Anyway, this afternoon I had my hair done. The hair-dresser was a bit 'scissor happy' - I was a bit scared when she was using those scissors - she was trying to layer my hair and there seemed to be lots of hair flying across the room. She explained what she was going to do and I mentioned how I've never really had anything other than a bob, and that I like it that way, that I'm not one to try something really different and wild. She kept assuring me I'd really like it when she was finished. I was sooooo scared... in the end it turned out OK, a slight variation on what I usually get, but I'm happy with it. Phew!

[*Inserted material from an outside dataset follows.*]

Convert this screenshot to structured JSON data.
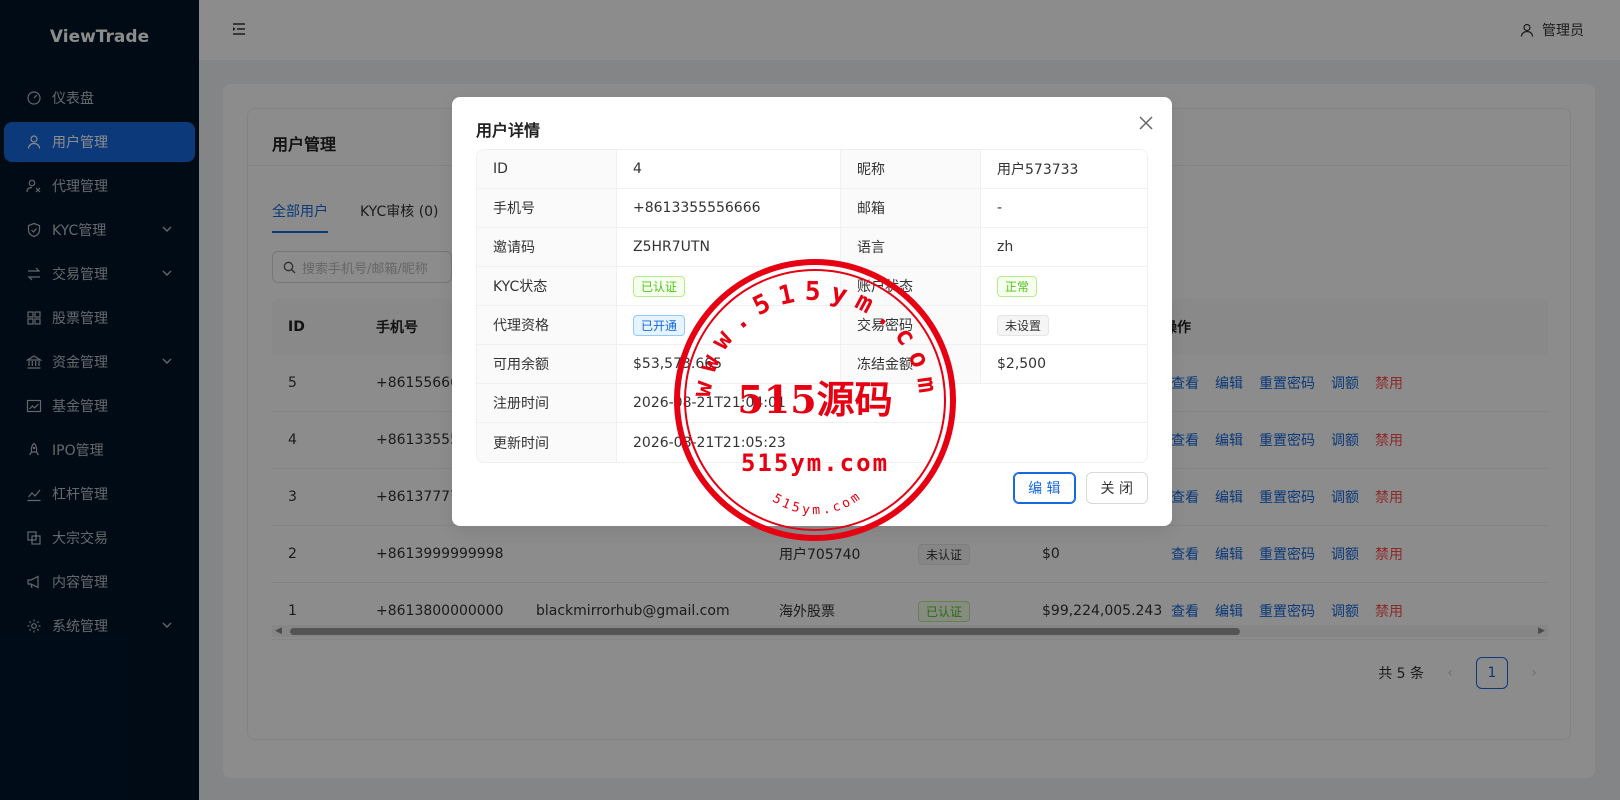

Makes me ponder about life again... I think secretly I'm a bit scared of what God might do with my life. Difference is, I didn't know the hairdresser from a bar of soap, but I see very clearly in the Bible and through my life experience so far that God is a God I can trust, who is faithful and loves us immensely, who created us and knows us intimately.
A friend recently wrote that she's finding life "delightfully unpredictable", which I decided was difficult for me as a J in Myers-Briggs. I'm not convinced these two words can go together. I personally find delight in predictability! But maybe as I entrust myself into God hands and trust Him completely, I might find that life can truly be "delightfully unpredictable"! Unpredictable to me anyway. Maybe I can take delight in God's plan, unpredictable as it may be, and maybe I can be thankful that He reveals each step as I need to take it!
Lord, help me to let go and trust You completely, knowing that You have the best plan for my life. Help me to delight in the life You've given me.